Mind you, I haven't loved every second. It's extremely difficult to live in a country where you barely understand anyone. I'm starting to get sick of the food, I'm mad at Tokyo for being so expensive, I hate that konbinis are so damn convenient (just kidding, I love you, konbini). But, things are starting to get a little old. Sometimes it feels like a dream, like I'm just waiting to wake up and go back to America. But other times, it feels like something I won't know how to live with once I get back to America. How do I act now? I just spent 3 and a half months specifically trying not to use English...and you want me to write a paper? Of course, I'm overjoyed at the thought of coming home for Christmas and seeing all my friends and family. I guess the part I really just don't understand is how this all plays a role in the rest of my life.

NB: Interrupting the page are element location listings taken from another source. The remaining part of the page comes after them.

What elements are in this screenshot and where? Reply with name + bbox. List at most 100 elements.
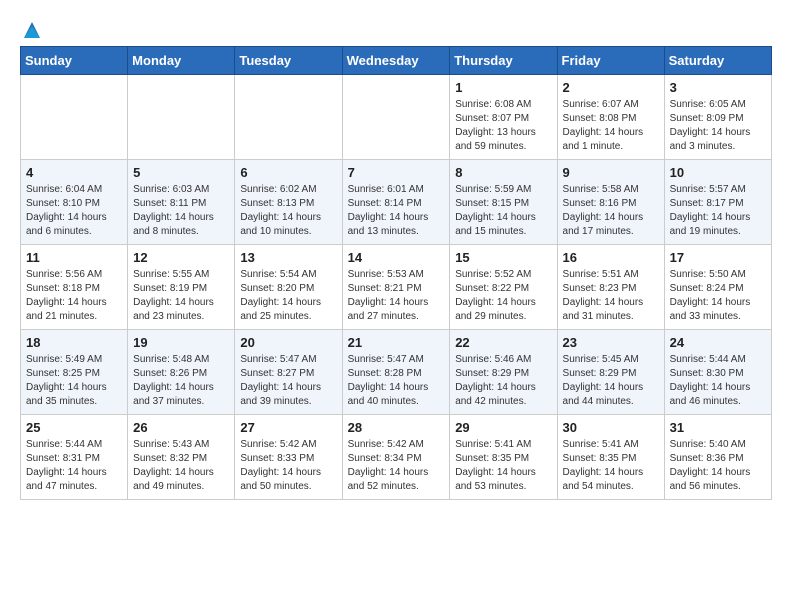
calendar-day-cell: 5 Sunrise: 6:03 AMSunset: 8:11 PMDaylight… [128,160,235,245]
calendar-day-cell: 30 Sunrise: 5:41 AMSunset: 8:35 PMDayligh… [557,415,664,500]
day-number: 26 [133,420,229,435]
calendar-day-cell: 20Sunrise: 5:47 AMSunset: 8:27 PMDayligh… [235,330,342,415]
day-number: 30 [563,420,659,435]
day-number: 15 [455,250,551,265]
calendar-day-cell: 6 Sunrise: 6:02 AMSunset: 8:13 PMDaylight… [235,160,342,245]
day-number: 10 [670,165,766,180]
logo [20,20,42,36]
calendar-day-cell: 21 Sunrise: 5:47 AMSunset: 8:28 PMDayligh… [342,330,450,415]
day-content: Sunrise: 5:51 AMSunset: 8:23 PMDaylight:… [563,268,659,324]
day-number: 23 [563,335,659,350]
day-content: Sunrise: 5:49 AMSunset: 8:25 PMDaylight:… [26,353,122,409]
empty-cell [235,75,342,160]
calendar-day-cell: 7 Sunrise: 6:01 AMSunset: 8:14 PMDaylight… [342,160,450,245]
calendar-day-cell: 13 Sunrise: 5:54 AMSunset: 8:20 PMDayligh… [235,245,342,330]
page-header [20,20,772,36]
calendar-day-cell: 3 Sunrise: 6:05 AMSunset: 8:09 PMDaylight… [664,75,771,160]
day-number: 3 [670,80,766,95]
calendar-day-cell: 11 Sunrise: 5:56 AMSunset: 8:18 PMDayligh… [21,245,128,330]
day-number: 16 [563,250,659,265]
calendar-day-cell: 9 Sunrise: 5:58 AMSunset: 8:16 PMDaylight… [557,160,664,245]
calendar-day-cell: 19Sunrise: 5:48 AMSunset: 8:26 PMDayligh… [128,330,235,415]
calendar-day-cell: 8 Sunrise: 5:59 AMSunset: 8:15 PMDaylight… [450,160,557,245]
calendar-day-cell: 16 Sunrise: 5:51 AMSunset: 8:23 PMDayligh… [557,245,664,330]
day-number: 4 [26,165,122,180]
day-number: 8 [455,165,551,180]
day-number: 7 [348,165,445,180]
calendar-table: SundayMondayTuesdayWednesdayThursdayFrid… [20,46,772,500]
calendar-day-cell: 28 Sunrise: 5:42 AMSunset: 8:34 PMDayligh… [342,415,450,500]
calendar-week-row: 25Sunrise: 5:44 AMSunset: 8:31 PMDayligh… [21,415,772,500]
calendar-day-cell: 15 Sunrise: 5:52 AMSunset: 8:22 PMDayligh… [450,245,557,330]
calendar-day-cell: 1Sunrise: 6:08 AMSunset: 8:07 PMDaylight… [450,75,557,160]
day-content: Sunrise: 5:42 AMSunset: 8:33 PMDaylight:… [240,438,336,494]
calendar-week-row: 18Sunrise: 5:49 AMSunset: 8:25 PMDayligh… [21,330,772,415]
day-content: Sunrise: 5:55 AMSunset: 8:19 PMDaylight:… [133,268,229,324]
day-number: 1 [455,80,551,95]
day-number: 25 [26,420,122,435]
empty-cell [342,75,450,160]
day-number: 9 [563,165,659,180]
day-number: 21 [348,335,445,350]
weekday-header-wednesday: Wednesday [342,47,450,75]
calendar-week-row: 11 Sunrise: 5:56 AMSunset: 8:18 PMDayligh… [21,245,772,330]
day-number: 19 [133,335,229,350]
calendar-day-cell: 27 Sunrise: 5:42 AMSunset: 8:33 PMDayligh… [235,415,342,500]
calendar-day-cell: 14 Sunrise: 5:53 AMSunset: 8:21 PMDayligh… [342,245,450,330]
day-content: Sunrise: 5:44 AMSunset: 8:30 PMDaylight:… [670,353,766,409]
day-content: Sunrise: 5:59 AMSunset: 8:15 PMDaylight:… [455,183,551,239]
day-content: Sunrise: 5:41 AMSunset: 8:35 PMDaylight:… [563,438,659,494]
calendar-day-cell: 31Sunrise: 5:40 AMSunset: 8:36 PMDayligh… [664,415,771,500]
day-content: Sunrise: 6:04 AMSunset: 8:10 PMDaylight:… [26,183,122,239]
day-content: Sunrise: 6:05 AMSunset: 8:09 PMDaylight:… [670,98,766,154]
day-number: 17 [670,250,766,265]
day-number: 2 [563,80,659,95]
day-content: Sunrise: 6:03 AMSunset: 8:11 PMDaylight:… [133,183,229,239]
day-content: Sunrise: 6:02 AMSunset: 8:13 PMDaylight:… [240,183,336,239]
weekday-header-row: SundayMondayTuesdayWednesdayThursdayFrid… [21,47,772,75]
day-content: Sunrise: 6:01 AMSunset: 8:14 PMDaylight:… [348,183,445,239]
day-content: Sunrise: 5:52 AMSunset: 8:22 PMDaylight:… [455,268,551,324]
day-content: Sunrise: 5:53 AMSunset: 8:21 PMDaylight:… [348,268,445,324]
day-number: 29 [455,420,551,435]
day-number: 22 [455,335,551,350]
calendar-day-cell: 29 Sunrise: 5:41 AMSunset: 8:35 PMDayligh… [450,415,557,500]
day-content: Sunrise: 5:47 AMSunset: 8:28 PMDaylight:… [348,353,445,409]
day-content: Sunrise: 5:56 AMSunset: 8:18 PMDaylight:… [26,268,122,324]
calendar-day-cell: 12 Sunrise: 5:55 AMSunset: 8:19 PMDayligh… [128,245,235,330]
calendar-day-cell: 26 Sunrise: 5:43 AMSunset: 8:32 PMDayligh… [128,415,235,500]
day-content: Sunrise: 5:42 AMSunset: 8:34 PMDaylight:… [348,438,445,494]
day-content: Sunrise: 6:07 AMSunset: 8:08 PMDaylight:… [563,98,659,154]
calendar-day-cell: 24 Sunrise: 5:44 AMSunset: 8:30 PMDayligh… [664,330,771,415]
day-number: 14 [348,250,445,265]
calendar-day-cell: 22 Sunrise: 5:46 AMSunset: 8:29 PMDayligh… [450,330,557,415]
day-number: 27 [240,420,336,435]
day-content: Sunrise: 5:54 AMSunset: 8:20 PMDaylight:… [240,268,336,324]
day-number: 31 [670,420,766,435]
empty-cell [21,75,128,160]
day-content: Sunrise: 5:50 AMSunset: 8:24 PMDaylight:… [670,268,766,324]
day-number: 5 [133,165,229,180]
weekday-header-tuesday: Tuesday [235,47,342,75]
calendar-week-row: 4 Sunrise: 6:04 AMSunset: 8:10 PMDaylight… [21,160,772,245]
calendar-day-cell: 23Sunrise: 5:45 AMSunset: 8:29 PMDayligh… [557,330,664,415]
empty-cell [128,75,235,160]
day-content: Sunrise: 5:47 AMSunset: 8:27 PMDaylight:… [240,353,336,409]
calendar-day-cell: 25Sunrise: 5:44 AMSunset: 8:31 PMDayligh… [21,415,128,500]
day-number: 6 [240,165,336,180]
weekday-header-thursday: Thursday [450,47,557,75]
weekday-header-friday: Friday [557,47,664,75]
calendar-day-cell: 18Sunrise: 5:49 AMSunset: 8:25 PMDayligh… [21,330,128,415]
day-number: 13 [240,250,336,265]
day-number: 28 [348,420,445,435]
day-number: 12 [133,250,229,265]
calendar-day-cell: 17 Sunrise: 5:50 AMSunset: 8:24 PMDayligh… [664,245,771,330]
day-number: 24 [670,335,766,350]
day-number: 11 [26,250,122,265]
day-content: Sunrise: 5:41 AMSunset: 8:35 PMDaylight:… [455,438,551,494]
calendar-day-cell: 2 Sunrise: 6:07 AMSunset: 8:08 PMDaylight… [557,75,664,160]
day-content: Sunrise: 5:43 AMSunset: 8:32 PMDaylight:… [133,438,229,494]
day-content: Sunrise: 5:57 AMSunset: 8:17 PMDaylight:… [670,183,766,239]
day-content: Sunrise: 5:46 AMSunset: 8:29 PMDaylight:… [455,353,551,409]
day-content: Sunrise: 5:58 AMSunset: 8:16 PMDaylight:… [563,183,659,239]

At my ripe young age of 20 it seems the dreaded "What are you going to do with your life?" question is thrown in my face every day. It took me long enough to pick my major, now let me sit on that for a while. But this is my time to decide, to explore, to learn. If Japan has taught me anything it's that I'll never be satisfied if I don't travel. How else would I have found out there's a soda here named "Calpis" which, when pronounced, sounds exactly like "cow piss." I could not have died happy not knowing that. So maybe that means there will one day be a "Lost in Chile" or "Lost in Minnesota" (both of which have equally foreign cultures to me), or maybe it means a job abroad after graduation, or a year or two of service. I really just don't know. For someone who has the hardest time making decisions, this has really thrown a curveball into the whole 'my future' concept.
So, while I sit here in this very wonderful and mysterious country, I'm sad to see this semester coming to a close. But more than that, I'm excited to see what the rest of my life has in store because of the knowledge and experiences I've gained here.